Confidentiality is something that everyone in the nonprofit sector has to take into account when talking about the work of the organization, its people and sometimes this can be a challenge.

How do you tell your story if you can ‘talk’ about the people you are helping, how to do ‘show’ what you’re doing if you can’t show the people you helping?

Appeals that talk loosely about the people an organization is helping are less likely to grab the attention of your audience than those that tell real stories that talk about an individual and how the work undertaken has affected them – where organizations talk about individuals the response can be a lot higher than those that don’t. But how do you do this without breaching someone’s confidentiality?

The easiest answer is to always get permission, get permission as soon into the relationship as you can.
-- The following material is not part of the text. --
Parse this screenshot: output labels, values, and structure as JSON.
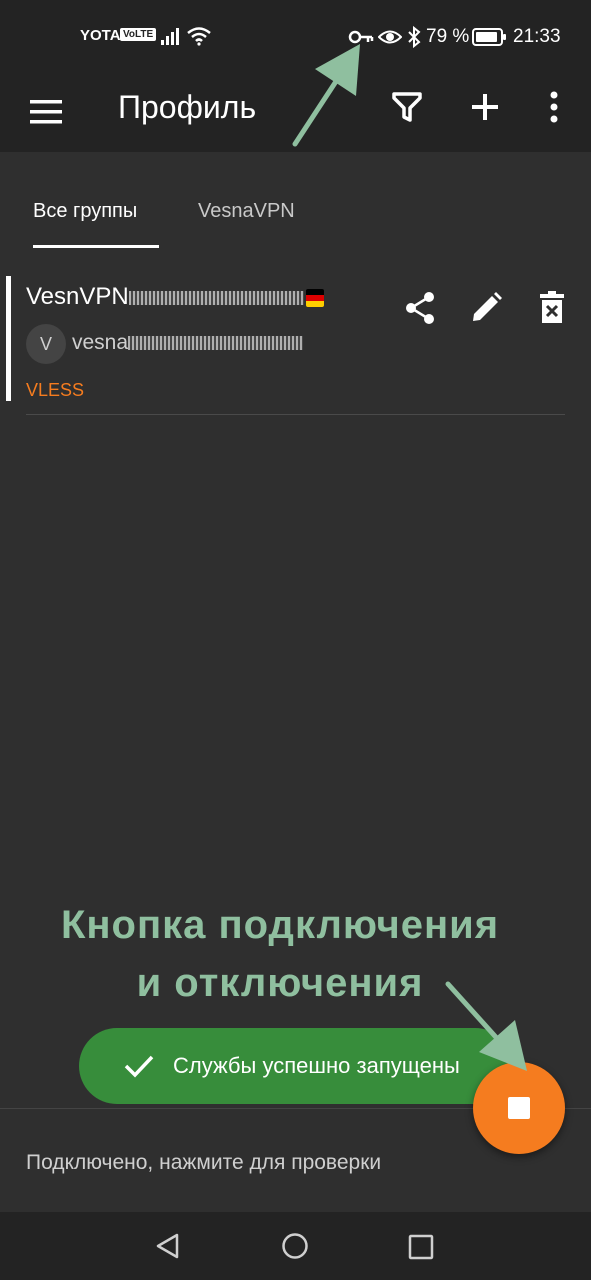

One organization I work with advises all their ‘applicants’ that information supplied can be used for a number of purposes, including publicity and appeals for funding. This works well, it makes it clear from the outset – there’s no grey area, and as an safeguard before anyone is mentioned in any ‘public’ information they are contacted and advised what is planned and a second approval is sought.

When it comes to organizations that work with people whose confidentiality must be protected, it makes telling personal stories all the more difficult, but first and foremost confidentiality must be respected, and given.

In some instances, it can be relatively easy to talk about an individual whose name and anything that may identity them must be kept confidential. When writing it can be as simple as using another name, if doing this it can have more impact if you say from the outset that the name used is an assumed one e.g. “John – not his real name …” or, “I’ll call him John ” … or similar wording. 

In “Spare coins for food and a bed” – I was fortunate to get the chaps name and he said it was ok if I were to mention him by name so long as I didn’t say anything more than his first name or show his picture in the post. Had he not agreed I would have used an ‘assumed’ name.

It’s also important to write in a way that won’t give out anything that would identify the person, such as age, location, marital status, children etc – someone reading what you write may put two and two together, so using some creative writing and avoiding anything that could identify them is paramount. 

When it comes to showing pictures of people, it is important to ALWAYS have permission, if you do not have permission to use someone’s image then do not use it – simple. 

If you do need to use an image and the person you’re talking about can’t have their face shown there are ways around this – stock images can work, or use a silhouetted image, if you can use a pixelated image, anything that will help tell the story without betraying the trust of the person you are writing about. If you do use stock images or silhouetted images say why e.g. “We respect the privacy of the people we work with, so while their stories are true, we have changed their name, and  the images used may have been altered to protect their privacy.” 

One organization I work with uses a color coding system for name tags, everyone attending are required to adhere to the what the tags indicate and not take images of those wearing a particular colored tag – this has been in place for a number of years, and to date (touch wood) there’s not been any breach. If there’s a particular individual or individuals in attendance then guests are advised prior to the even that no photography or images using phones etc are permitted. 

It’s important that when dealing with people’s privacy, and safety, that rules are set, that everyone in the organization are aware of these. It’s equally important to be transparent with the people you are communicating with – that they know you have changed names, places, and other identifiers (incl photo’s) to protect the safety and wellbeing of the people you’re working with.